Plumb v. Duncan Print Group Ltd 
This case has provided some clarity from the Employment Appeals Tribunal in respect of two puzzling areas concerning the carrying forward of annual leave when an employee is prevented from taking it within the leave year because of sickness absence. The first point is that an employee can carry forward accrued but untaken annual leave into a new leave year; even in circumstances where they may have been capable of taking the leave during the relevant year it was accrued. The leave can be carried forward without the requirement being placed on the employee to provide evidence that they have been prevented from taking the leave and means that employees cannot be required to take leave whilst on sick leave. However, as previously established in Sood Enterprises Ltd v. Healy, the carry over of annual leave only applies to the basic 4-weeks leave and not to any additional leave. 
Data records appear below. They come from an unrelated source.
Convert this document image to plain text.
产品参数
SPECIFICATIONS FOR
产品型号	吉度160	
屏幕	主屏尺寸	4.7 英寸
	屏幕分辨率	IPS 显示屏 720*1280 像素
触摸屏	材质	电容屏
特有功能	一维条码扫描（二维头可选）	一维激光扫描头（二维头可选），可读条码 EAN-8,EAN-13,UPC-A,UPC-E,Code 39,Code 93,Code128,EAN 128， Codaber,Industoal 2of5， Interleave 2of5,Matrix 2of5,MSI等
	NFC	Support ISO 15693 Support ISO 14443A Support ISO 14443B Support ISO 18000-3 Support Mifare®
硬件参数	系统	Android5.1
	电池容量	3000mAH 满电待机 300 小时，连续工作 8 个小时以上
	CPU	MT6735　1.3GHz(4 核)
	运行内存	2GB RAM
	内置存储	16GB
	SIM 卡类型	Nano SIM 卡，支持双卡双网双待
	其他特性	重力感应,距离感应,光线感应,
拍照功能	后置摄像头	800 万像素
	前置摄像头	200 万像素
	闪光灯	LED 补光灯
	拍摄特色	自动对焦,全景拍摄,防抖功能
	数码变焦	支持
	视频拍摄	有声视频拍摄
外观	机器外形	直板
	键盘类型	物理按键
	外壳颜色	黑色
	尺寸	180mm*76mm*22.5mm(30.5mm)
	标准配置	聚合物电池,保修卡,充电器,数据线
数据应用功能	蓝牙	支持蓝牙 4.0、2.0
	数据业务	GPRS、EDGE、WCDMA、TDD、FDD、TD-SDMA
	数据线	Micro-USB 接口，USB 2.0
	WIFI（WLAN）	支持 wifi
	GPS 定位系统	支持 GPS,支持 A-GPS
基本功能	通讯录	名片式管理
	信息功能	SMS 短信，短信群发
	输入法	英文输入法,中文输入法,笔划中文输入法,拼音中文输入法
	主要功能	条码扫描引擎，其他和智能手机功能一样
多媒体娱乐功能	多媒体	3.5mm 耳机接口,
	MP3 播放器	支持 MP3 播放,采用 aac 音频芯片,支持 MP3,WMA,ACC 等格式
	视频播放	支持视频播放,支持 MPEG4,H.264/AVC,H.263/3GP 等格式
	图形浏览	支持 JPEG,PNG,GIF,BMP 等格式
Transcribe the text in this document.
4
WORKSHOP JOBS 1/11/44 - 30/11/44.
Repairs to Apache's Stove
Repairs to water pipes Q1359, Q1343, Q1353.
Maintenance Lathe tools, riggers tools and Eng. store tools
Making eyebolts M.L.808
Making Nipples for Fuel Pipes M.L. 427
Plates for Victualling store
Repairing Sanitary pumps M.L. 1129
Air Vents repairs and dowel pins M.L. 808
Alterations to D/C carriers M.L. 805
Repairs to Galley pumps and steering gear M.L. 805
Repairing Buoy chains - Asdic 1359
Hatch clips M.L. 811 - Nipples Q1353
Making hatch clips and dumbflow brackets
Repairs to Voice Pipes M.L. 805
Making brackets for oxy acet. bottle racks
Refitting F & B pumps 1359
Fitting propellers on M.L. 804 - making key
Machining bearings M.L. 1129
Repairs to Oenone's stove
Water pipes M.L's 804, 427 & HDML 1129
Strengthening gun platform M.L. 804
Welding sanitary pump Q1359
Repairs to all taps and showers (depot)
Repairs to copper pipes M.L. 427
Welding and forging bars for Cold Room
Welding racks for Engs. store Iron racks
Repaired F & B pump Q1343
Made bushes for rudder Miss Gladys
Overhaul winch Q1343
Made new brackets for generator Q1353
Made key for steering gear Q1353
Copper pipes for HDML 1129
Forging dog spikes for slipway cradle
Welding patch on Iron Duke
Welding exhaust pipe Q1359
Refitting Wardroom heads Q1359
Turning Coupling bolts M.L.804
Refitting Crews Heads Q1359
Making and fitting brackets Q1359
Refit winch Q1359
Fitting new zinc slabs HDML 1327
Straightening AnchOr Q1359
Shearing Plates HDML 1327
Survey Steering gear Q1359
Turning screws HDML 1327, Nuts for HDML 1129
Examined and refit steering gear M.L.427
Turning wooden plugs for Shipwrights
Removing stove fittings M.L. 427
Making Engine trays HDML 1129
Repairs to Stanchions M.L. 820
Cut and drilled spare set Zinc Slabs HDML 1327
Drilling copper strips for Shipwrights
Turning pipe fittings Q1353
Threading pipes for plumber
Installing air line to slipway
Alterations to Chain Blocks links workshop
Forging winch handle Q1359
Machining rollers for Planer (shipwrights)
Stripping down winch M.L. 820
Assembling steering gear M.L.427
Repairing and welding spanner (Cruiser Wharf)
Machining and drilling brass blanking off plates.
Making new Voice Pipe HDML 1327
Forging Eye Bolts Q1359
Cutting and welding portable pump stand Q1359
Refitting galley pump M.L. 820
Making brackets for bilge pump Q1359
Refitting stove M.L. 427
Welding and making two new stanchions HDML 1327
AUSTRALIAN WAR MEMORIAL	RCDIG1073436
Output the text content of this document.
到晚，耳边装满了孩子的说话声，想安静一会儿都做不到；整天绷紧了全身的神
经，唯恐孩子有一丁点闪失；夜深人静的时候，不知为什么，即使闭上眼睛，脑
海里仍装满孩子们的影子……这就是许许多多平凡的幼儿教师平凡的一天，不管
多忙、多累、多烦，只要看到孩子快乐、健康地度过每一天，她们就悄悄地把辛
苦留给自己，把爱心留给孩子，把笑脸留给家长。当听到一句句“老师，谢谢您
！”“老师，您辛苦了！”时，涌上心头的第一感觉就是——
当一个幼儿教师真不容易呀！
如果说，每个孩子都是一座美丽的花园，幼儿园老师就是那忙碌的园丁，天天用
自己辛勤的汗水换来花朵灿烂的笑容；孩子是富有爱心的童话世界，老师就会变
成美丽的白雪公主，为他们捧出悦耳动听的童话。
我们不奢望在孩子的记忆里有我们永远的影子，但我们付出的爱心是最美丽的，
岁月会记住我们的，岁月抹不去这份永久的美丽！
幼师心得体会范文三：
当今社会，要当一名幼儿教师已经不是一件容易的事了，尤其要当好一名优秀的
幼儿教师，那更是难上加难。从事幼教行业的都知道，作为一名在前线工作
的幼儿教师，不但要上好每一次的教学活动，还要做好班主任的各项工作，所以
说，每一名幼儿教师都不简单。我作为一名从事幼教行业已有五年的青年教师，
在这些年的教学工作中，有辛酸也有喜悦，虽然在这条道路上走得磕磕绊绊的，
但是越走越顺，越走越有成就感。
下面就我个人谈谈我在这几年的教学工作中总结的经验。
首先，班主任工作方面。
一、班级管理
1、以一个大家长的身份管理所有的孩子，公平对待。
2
The second point of clarification coming out of this case, is that any leave carried forward as a result of an employees sickness absence, can only be postponed for up to 18-months following the end of the leave year in which it was accrued, it cannot be carried over indefinitely. In Mr Plumb's case; he had been absent from work for 4-years following an accident in April 2010, until his eventual dismissal in February 2014. He made a request to be able to take his untaken leave accrued between 2010 and 2013 and was allowed to take holiday for 2013, but not for the previous years. The EAT awarded him compensation in lieu of 4-weeks annual leave in 2012, but he was not awarded anything for 2010 and 2011. Both parties have been given leave to appeal to the Court of Appeal, so this one may run further; but in the meantime, employers can place restrictions on when carried over annual leave is taken. 
And Finally... 
Political correctness gone mad... 
The University of Nottingham has been branded 'idiotic' by employment lawyers after it refused to publish a job title with the word 'junior' in it. The Ad was for a 'Junior PR Consultant' and was being placed with the University's career service by Rhizome PR; the Career's service refused to publish it unless the title was changed to 'entry level', 'graduate' or 'trainee'. Although the Company's managing director, Emily Garnham opted to change the word to 'trainee', she remains puzzled by the University's response and commented within her blog that various dictionary definitions of the word 'junior' include 'lower in rank or status' and stated "in the world of business, while we must all be PC, we are not all equal". 
In response; the University have stated "we understand that the term 'junior' could be perceived as discriminatory and so to protect employers who are advertising a vacancy with us, we advise against the use of this term." 
In our view; whilst there are some words used in recruitment advertising that could be perceived as being discriminatory, 'junior' is not one of them!!!